16 octobre 2020

Les 400 coups – François Truffaut

 Suite de notre découverte de l'oeuvre de François Truffaut. Son premier film, le plus connu avec Jules et Jim. L'enfance d'un gamin mal aimé, dans le début des années 60, mais qu'on pourrait transposer à d'autres époques. 

Antoine se prend des colles de son maître de classe, se fait engueuler en permanence par sa mère et ne reçoit pas beaucoup de soutien de son père. L'appartement est petit, l'école est ennuyeuse, le seul truc vraiment cool c'est de sécher avec René, de fumer en cachette et de s'enfermer au cinéma.

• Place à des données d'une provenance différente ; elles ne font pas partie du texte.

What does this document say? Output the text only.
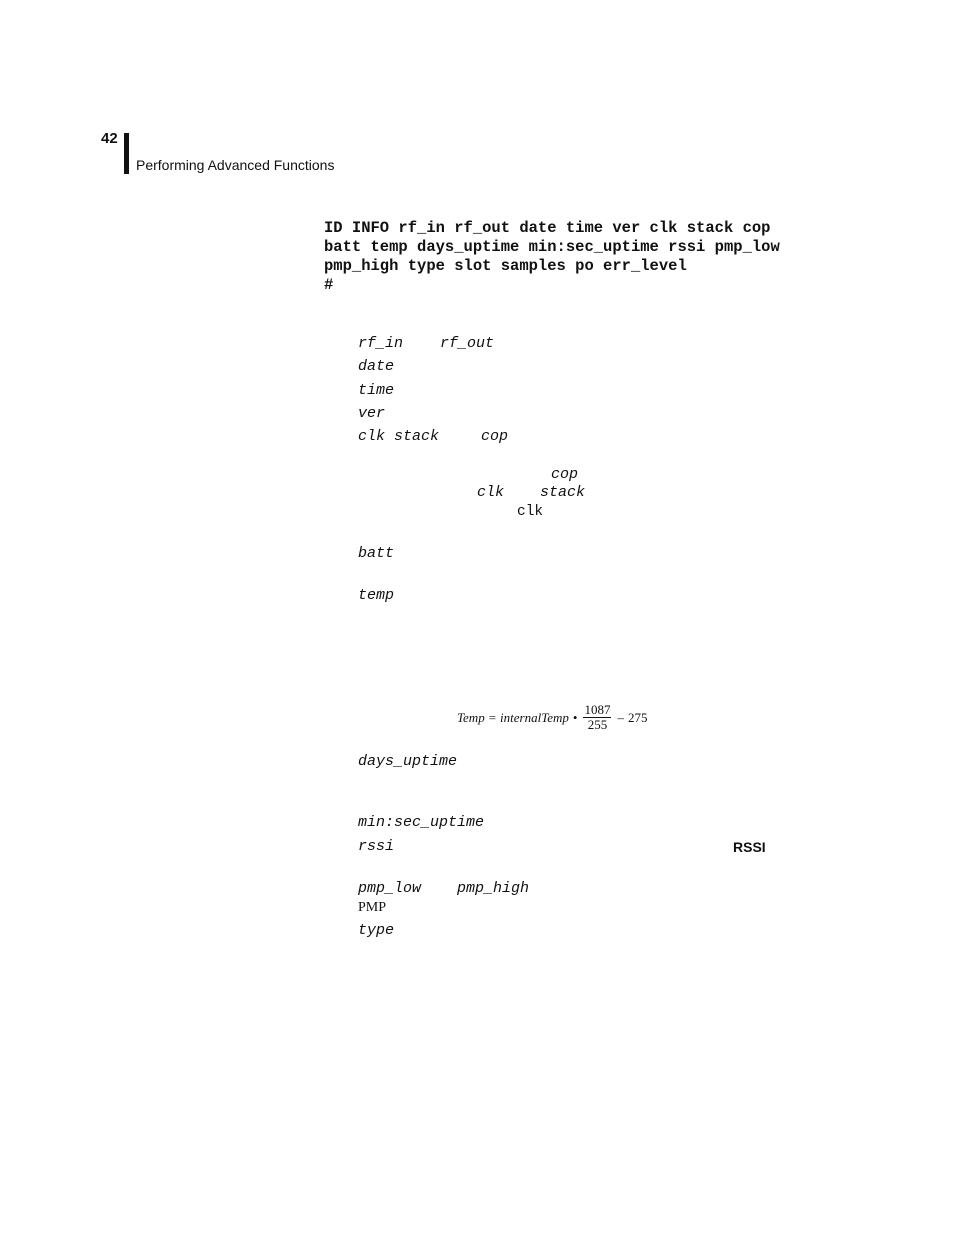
42
Performing Advanced Functions
ID INFO rf_in rf_out date time ver clk stack cop
batt temp days_uptime min:sec_uptime rssi pmp_low
pmp_high type slot samples po err_level
#
rf_in rf_out
date
time
ver
clk stack	cop
cop
clk stack
clk
batt
temp
Temp = internalTemp • $\frac{1087}{255} - 275$
days_uptime
min:sec_uptime
rssi	RSSI
pmp_low pmp_high
PMP
type
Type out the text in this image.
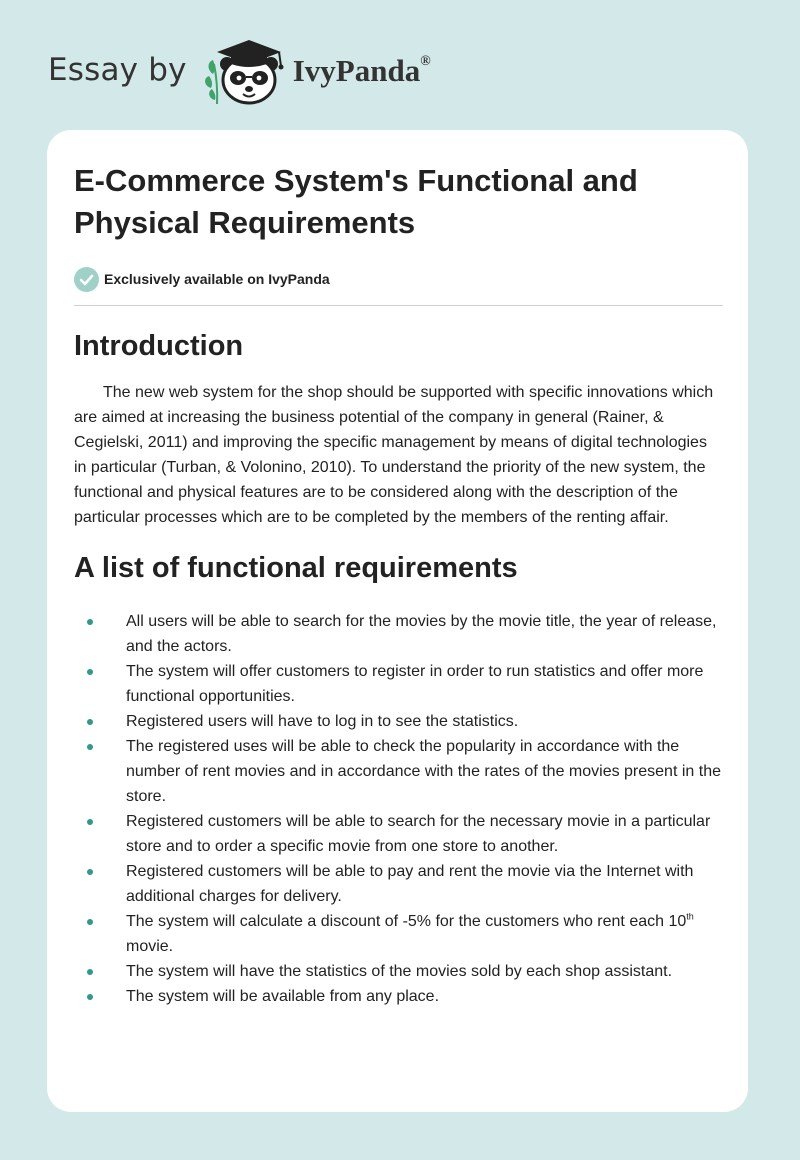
Essay by	IvyPanda®
E-Commerce System's Functional and Physical Requirements
Exclusively available on IvyPanda
Introduction

The new web system for the shop should be supported with specific innovations which are aimed at increasing the business potential of the company in general (Rainer, & Cegielski, 2011) and improving the specific management by means of digital technologies in particular (Turban, & Volonino, 2010). To understand the priority of the new system, the functional and physical features are to be considered along with the description of the particular processes which are to be completed by the members of the renting affair.

A list of functional requirements
All users will be able to search for the movies by the movie title, the year of release, and the actors.
The system will offer customers to register in order to run statistics and offer more functional opportunities.
Registered users will have to log in to see the statistics.
The registered uses will be able to check the popularity in accordance with the number of rent movies and in accordance with the rates of the movies present in the store.
Registered customers will be able to search for the necessary movie in a particular store and to order a specific movie from one store to another.
Registered customers will be able to pay and rent the movie via the Internet with additional charges for delivery.
The system will calculate a discount of -5% for the customers who rent each 10th movie.
The system will have the statistics of the movies sold by each shop assistant.
The system will be available from any place.
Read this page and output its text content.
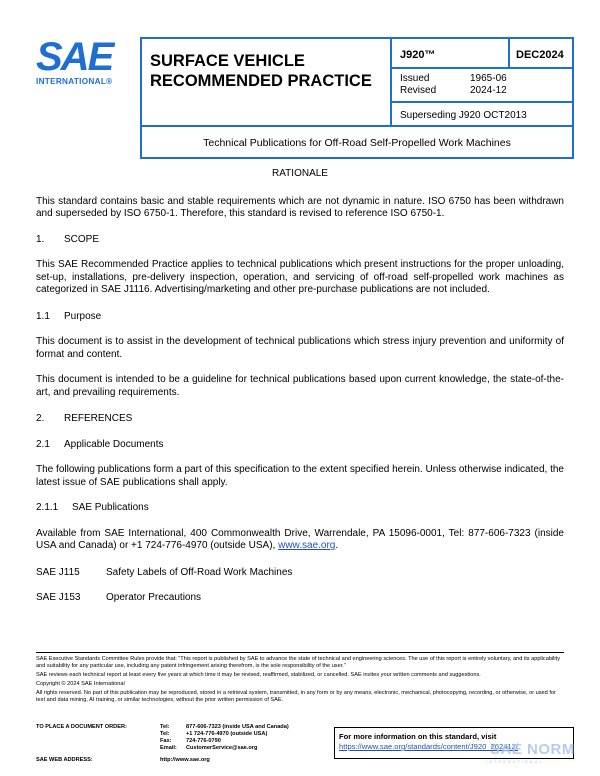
SAE
INTERNATIONAL®
SURFACE VEHICLE
RECOMMENDED PRACTICE
J920™	DEC2024
Issued	1965-06
Revised	2024-12
Superseding J920 OCT2013
Technical Publications for Off-Road Self-Propelled Work Machines

RATIONALE

This standard contains basic and stable requirements which are not dynamic in nature. ISO 6750 has been withdrawn and superseded by ISO 6750-1. Therefore, this standard is revised to reference ISO 6750-1.

1.	SCOPE

This SAE Recommended Practice applies to technical publications which present instructions for the proper unloading, set-up, installations, pre-delivery inspection, operation, and servicing of off-road self-propelled work machines as categorized in SAE J1116. Advertising/marketing and other pre-purchase publications are not included.

1.1	Purpose

This document is to assist in the development of technical publications which stress injury prevention and uniformity of format and content.

This document is intended to be a guideline for technical publications based upon current knowledge, the state-of-the-art, and prevailing requirements.

2.	REFERENCES
2.1	Applicable Documents

The following publications form a part of this specification to the extent specified herein. Unless otherwise indicated, the latest issue of SAE publications shall apply.

2.1.1	SAE Publications

Available from SAE International, 400 Commonwealth Drive, Warrendale, PA 15096-0001, Tel: 877-606-7323 (inside USA and Canada) or +1 724-776-4970 (outside USA), www.sae.org.

SAE J115	Safety Labels of Off-Road Work Machines
SAE J153	Operator Precautions

SAE Executive Standards Committee Rules provide that: “This report is published by SAE to advance the state of technical and engineering sciences. The use of this report is entirely voluntary, and its applicability and suitability for any particular use, including any patent infringement arising therefrom, is the sole responsibility of the user.”

SAE reviews each technical report at least every five years at which time it may be revised, reaffirmed, stabilized, or cancelled. SAE invites your written comments and suggestions.

Copyright © 2024 SAE International

All rights reserved. No part of this publication may be reproduced, stored in a retrieval system, transmitted, in any form or by any means, electronic, mechanical, photocopying, recording, or otherwise, or used for text and data mining, AI training, or similar technologies, without the prior written permission of SAE.

TO PLACE A DOCUMENT ORDER:	Tel:	877-606-7323 (inside USA and Canada)
Tel:	+1 724-776-4970 (outside USA)
Fax:	724-776-0790
Email:	CustomerService@sae.org
SAE WEB ADDRESS:	http://www.sae.org
For more information on this standard, visit
https://www.sae.org/standards/content/J920_202412/
SAE NORM
INTERNATIONAL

Le film pourrait être triste et misérabiliste, mais il ne joue par sur ce registre là. Grâce au montage, au jeu très spontané des enfants et à leur énergie, la narration reste pleine de vie, d'un désir d'autre chose, d'ailleurs, on se dit tout le temps que le personnage va s'en sortir, même s'il s'en prend en fait plein la figure. C'est filmé avec énergie et grâce, l'enfance est légère, malgré tout.








22 septembre 2020

Avatar -- James Cameron

 Et bien oui, celui-ci aussi on ne l'avait jamais vu. Ca coûtait trop cher de descendre le voir au cinéma quand il est sorti (malgré mon goût pour la SF avec des vaisseaux), et il fallu que Marguerite lise un article à son sujet dans l'excellente revue Topo pour nous convaincre de le mettre au programme de notre ciné-club familial.

Deux choses bien dans ce film : une belle idée SF (se projeter dans un corps artificiel qui ne soit pas la nôtre et qui permette d'explorer des mondes qui nous échappent) et une réalisation efficace, qui emporte l'attention et donne envie de voir la suite.

En exceptant cela, le film est très très bête. Marguerite a trouvé l'histoire cent pour cent prévisible. Les personnages sont écrits à la truelle, la philosophie du récit est bête à mourir et ce que ça raconte du rapport des auteurs à la nature est très très effrayant. Le personnage principal est défini dans le récit comme une vasque vide, et, de fait, il l'est.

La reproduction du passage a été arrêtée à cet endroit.